1) The Nazis were right to start the war in Europe. They were the Good Guys. It's a shame they lost.
2) The Japanese were right to start the war in the Pacific. They were the Good Guys. It's a shame they lost.
3) The Allies responded when attacked. They were the Good Guys. I'm glad we won.
4) Despite all my reading on WWII, I have not yet figured out who the Good Guys were. Could have been the Nazis. Could have been us. Who's to say?
I choose Option #3.
I take it you choose option #4?
Hard to argue with an objective fact, but I'm sure some will try.
They are higher. Soviet troops who retreated were machine-gunned by Commissars who stayed behind them. It was go forward or die.

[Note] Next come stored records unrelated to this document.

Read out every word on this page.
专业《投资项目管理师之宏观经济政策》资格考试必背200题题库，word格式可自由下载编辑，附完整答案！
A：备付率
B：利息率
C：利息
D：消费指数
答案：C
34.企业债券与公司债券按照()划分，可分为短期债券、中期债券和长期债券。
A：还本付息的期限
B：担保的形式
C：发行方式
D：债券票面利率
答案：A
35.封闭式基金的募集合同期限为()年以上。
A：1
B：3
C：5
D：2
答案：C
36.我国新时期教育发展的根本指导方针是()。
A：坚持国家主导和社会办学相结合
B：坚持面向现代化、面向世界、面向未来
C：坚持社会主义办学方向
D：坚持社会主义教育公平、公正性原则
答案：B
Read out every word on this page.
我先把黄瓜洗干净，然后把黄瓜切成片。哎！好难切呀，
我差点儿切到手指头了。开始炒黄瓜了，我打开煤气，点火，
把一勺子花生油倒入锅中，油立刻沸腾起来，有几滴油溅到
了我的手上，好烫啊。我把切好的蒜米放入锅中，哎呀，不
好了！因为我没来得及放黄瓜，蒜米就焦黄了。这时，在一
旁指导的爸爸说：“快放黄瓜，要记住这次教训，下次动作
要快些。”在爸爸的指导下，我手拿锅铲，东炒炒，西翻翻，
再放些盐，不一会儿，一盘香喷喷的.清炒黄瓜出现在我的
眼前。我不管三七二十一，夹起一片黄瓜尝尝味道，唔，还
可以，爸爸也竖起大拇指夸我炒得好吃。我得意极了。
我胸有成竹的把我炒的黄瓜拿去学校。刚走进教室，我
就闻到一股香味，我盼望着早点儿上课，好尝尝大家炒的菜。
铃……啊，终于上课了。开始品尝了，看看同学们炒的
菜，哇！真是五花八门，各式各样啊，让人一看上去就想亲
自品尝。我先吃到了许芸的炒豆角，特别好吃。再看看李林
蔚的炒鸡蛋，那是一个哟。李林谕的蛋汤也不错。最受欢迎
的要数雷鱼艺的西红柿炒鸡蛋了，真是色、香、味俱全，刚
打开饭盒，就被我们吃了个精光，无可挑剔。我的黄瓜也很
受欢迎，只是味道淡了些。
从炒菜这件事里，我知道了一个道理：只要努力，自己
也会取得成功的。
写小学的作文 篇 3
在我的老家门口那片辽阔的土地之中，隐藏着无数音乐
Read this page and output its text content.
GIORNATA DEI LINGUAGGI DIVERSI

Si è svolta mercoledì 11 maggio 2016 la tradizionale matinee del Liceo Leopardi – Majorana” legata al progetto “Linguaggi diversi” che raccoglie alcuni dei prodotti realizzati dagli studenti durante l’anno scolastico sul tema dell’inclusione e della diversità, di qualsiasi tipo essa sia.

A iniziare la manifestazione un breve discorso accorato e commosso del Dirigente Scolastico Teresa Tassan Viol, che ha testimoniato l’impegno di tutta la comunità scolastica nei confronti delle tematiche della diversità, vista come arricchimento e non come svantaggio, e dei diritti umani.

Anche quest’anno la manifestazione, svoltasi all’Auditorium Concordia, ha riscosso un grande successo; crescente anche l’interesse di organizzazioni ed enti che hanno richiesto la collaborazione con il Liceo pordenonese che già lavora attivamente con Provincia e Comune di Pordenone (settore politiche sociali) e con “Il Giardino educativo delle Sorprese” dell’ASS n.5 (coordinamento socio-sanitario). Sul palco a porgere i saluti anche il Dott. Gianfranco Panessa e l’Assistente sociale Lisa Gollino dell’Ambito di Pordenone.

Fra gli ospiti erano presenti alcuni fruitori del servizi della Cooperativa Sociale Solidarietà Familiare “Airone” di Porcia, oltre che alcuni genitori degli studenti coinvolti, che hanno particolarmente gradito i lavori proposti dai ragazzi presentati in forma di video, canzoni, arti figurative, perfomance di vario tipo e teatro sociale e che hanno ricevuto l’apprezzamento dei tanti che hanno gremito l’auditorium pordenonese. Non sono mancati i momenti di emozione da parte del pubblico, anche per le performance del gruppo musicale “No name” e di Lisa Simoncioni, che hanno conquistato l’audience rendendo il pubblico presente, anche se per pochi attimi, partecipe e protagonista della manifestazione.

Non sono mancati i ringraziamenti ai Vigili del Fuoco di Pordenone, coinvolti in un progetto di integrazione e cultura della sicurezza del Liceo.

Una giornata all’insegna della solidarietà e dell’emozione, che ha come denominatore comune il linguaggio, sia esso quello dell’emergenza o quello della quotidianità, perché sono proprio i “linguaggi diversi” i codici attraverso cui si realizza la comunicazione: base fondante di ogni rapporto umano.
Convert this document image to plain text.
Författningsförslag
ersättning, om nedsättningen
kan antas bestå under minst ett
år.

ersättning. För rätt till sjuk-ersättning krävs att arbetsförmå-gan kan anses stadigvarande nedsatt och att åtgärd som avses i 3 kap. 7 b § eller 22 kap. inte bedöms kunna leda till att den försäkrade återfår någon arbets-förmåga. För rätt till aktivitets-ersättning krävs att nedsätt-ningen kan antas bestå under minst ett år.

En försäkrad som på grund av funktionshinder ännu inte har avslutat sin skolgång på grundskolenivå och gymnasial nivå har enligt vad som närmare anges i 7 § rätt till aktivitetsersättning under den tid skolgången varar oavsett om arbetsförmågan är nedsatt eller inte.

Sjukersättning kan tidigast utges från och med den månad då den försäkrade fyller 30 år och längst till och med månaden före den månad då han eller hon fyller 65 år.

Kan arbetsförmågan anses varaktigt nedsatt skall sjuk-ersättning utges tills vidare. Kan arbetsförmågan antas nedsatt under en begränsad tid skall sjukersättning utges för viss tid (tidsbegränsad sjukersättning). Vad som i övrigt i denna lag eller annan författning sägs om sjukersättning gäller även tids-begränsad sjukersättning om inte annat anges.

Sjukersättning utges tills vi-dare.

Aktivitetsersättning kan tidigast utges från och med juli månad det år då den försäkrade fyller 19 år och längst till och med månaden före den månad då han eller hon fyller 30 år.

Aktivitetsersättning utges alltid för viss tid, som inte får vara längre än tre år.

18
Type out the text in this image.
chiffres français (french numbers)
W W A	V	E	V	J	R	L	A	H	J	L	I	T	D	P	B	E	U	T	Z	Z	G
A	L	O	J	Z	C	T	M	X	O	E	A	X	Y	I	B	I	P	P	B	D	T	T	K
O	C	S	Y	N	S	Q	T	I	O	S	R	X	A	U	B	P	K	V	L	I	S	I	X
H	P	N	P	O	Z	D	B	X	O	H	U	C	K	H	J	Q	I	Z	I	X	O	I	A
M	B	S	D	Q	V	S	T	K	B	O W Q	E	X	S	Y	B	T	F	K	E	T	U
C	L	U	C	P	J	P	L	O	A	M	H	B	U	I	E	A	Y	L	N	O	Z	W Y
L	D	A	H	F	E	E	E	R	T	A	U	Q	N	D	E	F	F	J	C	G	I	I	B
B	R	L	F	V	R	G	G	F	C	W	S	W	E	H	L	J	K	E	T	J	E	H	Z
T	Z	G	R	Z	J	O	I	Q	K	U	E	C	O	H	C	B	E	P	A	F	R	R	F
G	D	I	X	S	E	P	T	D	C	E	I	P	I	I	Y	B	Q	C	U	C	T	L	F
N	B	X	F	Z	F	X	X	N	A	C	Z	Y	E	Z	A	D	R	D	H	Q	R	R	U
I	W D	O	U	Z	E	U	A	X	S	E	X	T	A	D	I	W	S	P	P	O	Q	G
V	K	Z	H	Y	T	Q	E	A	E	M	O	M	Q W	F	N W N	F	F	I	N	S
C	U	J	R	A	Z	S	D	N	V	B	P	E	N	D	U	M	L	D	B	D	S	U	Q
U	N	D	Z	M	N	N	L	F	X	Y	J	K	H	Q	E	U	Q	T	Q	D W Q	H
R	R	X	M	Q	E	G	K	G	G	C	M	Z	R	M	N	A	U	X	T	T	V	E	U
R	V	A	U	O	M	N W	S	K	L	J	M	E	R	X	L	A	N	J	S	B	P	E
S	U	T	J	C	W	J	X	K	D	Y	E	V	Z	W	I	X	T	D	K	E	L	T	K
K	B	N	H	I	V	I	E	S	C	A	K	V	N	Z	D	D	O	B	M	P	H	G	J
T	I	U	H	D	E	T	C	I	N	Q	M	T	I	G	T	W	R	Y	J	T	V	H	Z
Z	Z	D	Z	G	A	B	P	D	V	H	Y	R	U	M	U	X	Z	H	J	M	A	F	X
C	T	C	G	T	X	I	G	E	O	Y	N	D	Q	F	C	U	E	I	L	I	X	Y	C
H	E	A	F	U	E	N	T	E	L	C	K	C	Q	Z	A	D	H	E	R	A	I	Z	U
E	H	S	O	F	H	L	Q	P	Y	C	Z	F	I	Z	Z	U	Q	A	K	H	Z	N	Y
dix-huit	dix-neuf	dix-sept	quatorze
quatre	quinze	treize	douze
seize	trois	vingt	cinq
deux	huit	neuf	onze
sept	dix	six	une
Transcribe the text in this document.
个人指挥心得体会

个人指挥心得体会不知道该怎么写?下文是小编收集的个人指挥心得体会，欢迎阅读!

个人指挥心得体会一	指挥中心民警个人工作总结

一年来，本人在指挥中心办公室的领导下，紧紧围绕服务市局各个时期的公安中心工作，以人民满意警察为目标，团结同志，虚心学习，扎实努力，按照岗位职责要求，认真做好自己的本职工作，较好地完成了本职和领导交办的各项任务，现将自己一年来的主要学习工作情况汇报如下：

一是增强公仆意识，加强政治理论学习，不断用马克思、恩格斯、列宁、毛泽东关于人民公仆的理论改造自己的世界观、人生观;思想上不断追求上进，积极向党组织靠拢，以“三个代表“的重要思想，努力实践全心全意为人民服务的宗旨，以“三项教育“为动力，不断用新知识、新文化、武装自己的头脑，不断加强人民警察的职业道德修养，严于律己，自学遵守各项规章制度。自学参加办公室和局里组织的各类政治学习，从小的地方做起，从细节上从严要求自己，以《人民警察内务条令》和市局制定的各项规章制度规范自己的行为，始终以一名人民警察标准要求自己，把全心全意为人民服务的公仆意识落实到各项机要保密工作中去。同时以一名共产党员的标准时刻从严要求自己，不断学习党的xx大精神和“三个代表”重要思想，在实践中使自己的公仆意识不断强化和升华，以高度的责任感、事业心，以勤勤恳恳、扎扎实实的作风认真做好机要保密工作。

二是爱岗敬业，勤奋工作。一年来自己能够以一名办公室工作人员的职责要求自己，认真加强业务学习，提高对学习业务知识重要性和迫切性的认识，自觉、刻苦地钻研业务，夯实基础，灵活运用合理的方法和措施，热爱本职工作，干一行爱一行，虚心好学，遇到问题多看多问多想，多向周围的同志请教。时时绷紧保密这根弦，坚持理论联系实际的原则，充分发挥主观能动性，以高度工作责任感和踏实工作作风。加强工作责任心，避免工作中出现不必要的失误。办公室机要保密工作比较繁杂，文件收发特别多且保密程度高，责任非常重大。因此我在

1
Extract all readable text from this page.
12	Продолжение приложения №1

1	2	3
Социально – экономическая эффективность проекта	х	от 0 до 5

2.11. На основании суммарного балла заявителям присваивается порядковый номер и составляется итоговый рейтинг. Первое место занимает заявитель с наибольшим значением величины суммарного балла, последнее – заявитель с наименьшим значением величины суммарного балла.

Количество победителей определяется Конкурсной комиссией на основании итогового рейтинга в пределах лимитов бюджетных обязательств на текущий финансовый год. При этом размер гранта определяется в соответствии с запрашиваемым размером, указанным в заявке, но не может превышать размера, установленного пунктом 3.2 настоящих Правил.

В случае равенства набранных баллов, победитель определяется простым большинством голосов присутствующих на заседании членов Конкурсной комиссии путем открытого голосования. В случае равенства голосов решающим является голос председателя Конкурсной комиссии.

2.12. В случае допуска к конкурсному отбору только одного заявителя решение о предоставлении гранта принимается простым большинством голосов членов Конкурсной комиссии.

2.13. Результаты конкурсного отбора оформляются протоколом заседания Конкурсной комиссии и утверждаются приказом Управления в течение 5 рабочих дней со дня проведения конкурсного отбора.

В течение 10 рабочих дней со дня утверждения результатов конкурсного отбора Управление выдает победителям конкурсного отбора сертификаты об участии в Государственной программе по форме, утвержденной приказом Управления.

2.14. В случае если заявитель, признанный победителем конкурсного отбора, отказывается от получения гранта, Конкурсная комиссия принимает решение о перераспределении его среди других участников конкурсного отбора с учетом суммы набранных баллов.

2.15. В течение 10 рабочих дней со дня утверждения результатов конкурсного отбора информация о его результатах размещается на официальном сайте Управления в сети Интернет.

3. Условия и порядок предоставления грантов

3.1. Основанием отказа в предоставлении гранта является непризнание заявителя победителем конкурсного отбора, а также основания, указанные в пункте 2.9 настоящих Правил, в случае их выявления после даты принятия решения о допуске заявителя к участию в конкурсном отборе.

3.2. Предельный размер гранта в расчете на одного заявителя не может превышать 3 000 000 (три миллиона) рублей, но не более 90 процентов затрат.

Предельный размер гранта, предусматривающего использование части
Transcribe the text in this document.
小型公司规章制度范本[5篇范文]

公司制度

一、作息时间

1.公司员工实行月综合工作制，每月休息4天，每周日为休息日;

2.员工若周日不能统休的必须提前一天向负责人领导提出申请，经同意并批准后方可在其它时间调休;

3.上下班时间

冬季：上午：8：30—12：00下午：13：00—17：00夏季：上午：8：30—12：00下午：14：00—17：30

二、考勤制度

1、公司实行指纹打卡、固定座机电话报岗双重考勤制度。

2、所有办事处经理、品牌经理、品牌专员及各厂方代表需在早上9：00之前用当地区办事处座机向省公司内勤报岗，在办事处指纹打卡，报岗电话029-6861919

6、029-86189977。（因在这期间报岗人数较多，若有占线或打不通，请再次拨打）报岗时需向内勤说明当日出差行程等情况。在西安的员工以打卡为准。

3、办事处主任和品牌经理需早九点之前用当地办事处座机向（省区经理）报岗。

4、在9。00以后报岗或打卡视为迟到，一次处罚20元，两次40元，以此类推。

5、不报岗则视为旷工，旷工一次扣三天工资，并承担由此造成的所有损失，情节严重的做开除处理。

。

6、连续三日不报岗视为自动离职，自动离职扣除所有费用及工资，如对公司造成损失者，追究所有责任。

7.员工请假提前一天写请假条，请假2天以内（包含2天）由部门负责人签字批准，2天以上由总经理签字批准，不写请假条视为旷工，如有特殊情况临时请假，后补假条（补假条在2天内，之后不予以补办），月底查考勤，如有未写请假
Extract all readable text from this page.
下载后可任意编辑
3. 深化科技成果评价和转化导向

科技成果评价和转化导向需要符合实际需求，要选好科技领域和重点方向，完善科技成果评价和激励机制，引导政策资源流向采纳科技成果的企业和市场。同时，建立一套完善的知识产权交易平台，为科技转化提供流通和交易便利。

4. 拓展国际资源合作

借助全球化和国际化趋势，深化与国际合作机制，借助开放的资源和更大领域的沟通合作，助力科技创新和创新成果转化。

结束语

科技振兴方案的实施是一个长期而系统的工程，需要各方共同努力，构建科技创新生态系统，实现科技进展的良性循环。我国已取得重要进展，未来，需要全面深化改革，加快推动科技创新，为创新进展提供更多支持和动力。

On the Soviet side, there were probably more machine guns pointed at Russians than Germans.
That's moronic. The Germans had war industry in those cities. The Jews weren't exactly making B-24's in the ghettos.
The American Army Air Corp conducted daylight raids against factories and other military targets to try to spare as much non combatant damage as possible. Bomber Harris thought that the US was insane for not killing as many "Huns" as possible, and the RAF mainly operated at night against whole cities. That is why Harris was not very welled liked among his peers of the time.
In the eastern theater, the US firebombed Japanese cities. The death toll was higher in those attacks than in the two atomic bombings. In a culture of wood and paper houses, a few napalm bombs caused a firestorm.
Targeting of civilians is a dirty way to fight, no matter who did it. I can't really blame either of the Allied commanders for doing it though. They were under enormous pressure and probably felt it was them or us.
Intentionally targeting civilian non combatants is wrong. War is never "good" but can be just. WWII in the end was a just war because if Germany hadn't been stopped, there is no telling just what would have happened.
The better question is would WWII happened if we (the US) stayed out of WWI?
"The deliberate taking of an innocent life is one. "
Even so-called "collateral damage"?
The RAF operated an night because it saved bombers from being shot down.